Hayat yolculuğumuzda sık sık şu cümleleri kurarız:
“Yaşadığım acılara rağmen ayakta duruyorum.”
“Kaygılarıma rağmen yoluma devam ediyorum.”
“Hüzünlerime rağmen gülümsüyorum.”
İlk bakışta bu sözler güçlü, dirençli ve umut verici gelir. İnsan, hayata meydan okuyan bir kahraman gibi görünür. Oysa derinlemesine baktığımızda, “rağmen” kelimesi, içimizde gizli bir savaşı işaret eder. Çünkü “rağmen” dediğimizde, aslında kendi duygularımızla savaş açmış oluruz. Acıyı, kaygıyı, korkuyu düşman gibi görür; onları dışarıda bırakmaya çalışırız. Ama ne kadar uzak tutmaya çalışsak da, onlar bizden bir parçadır.
Bir süreliğine bu inkâr bizi ayakta tutabilir. Fakat uzun vadede bizi yorar, içsel bir çatışmaya sürükler.

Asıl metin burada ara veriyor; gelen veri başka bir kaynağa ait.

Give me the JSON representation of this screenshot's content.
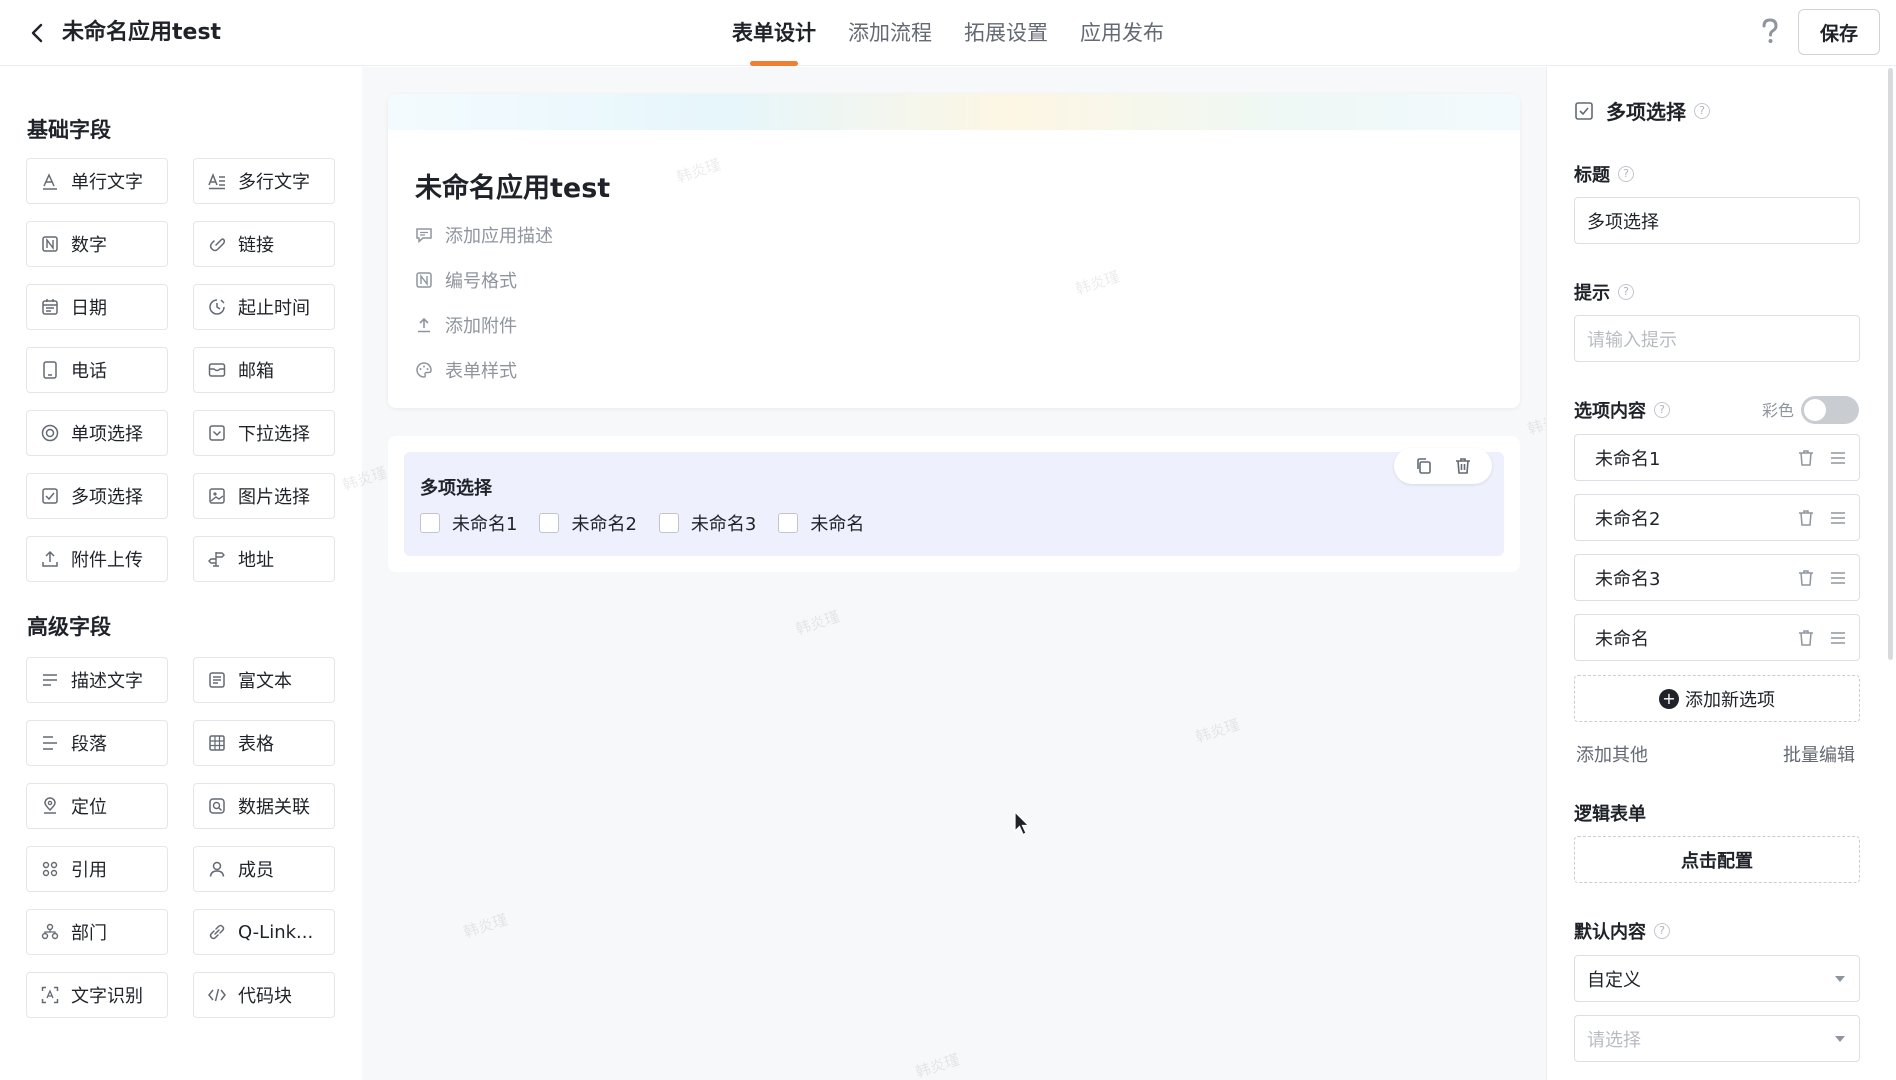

Çünkü insan, kendi gerçeğini taşımadan ilerleyemez.
Yağmurla Yürümek
Bunu şöyle düşünebiliriz: Bir gün dışarı çıkıyorsunuz ve yağmur yağıyor.
“Yağmura rağmen yürüdüm” derseniz, yağmuru bir engel gibi görmüş olursunuz.
Ama “yağmurla birlikte yürüdüm” derseniz, serinliğini de, kokusunu da, varlığını da kabul etmiş olursunuz.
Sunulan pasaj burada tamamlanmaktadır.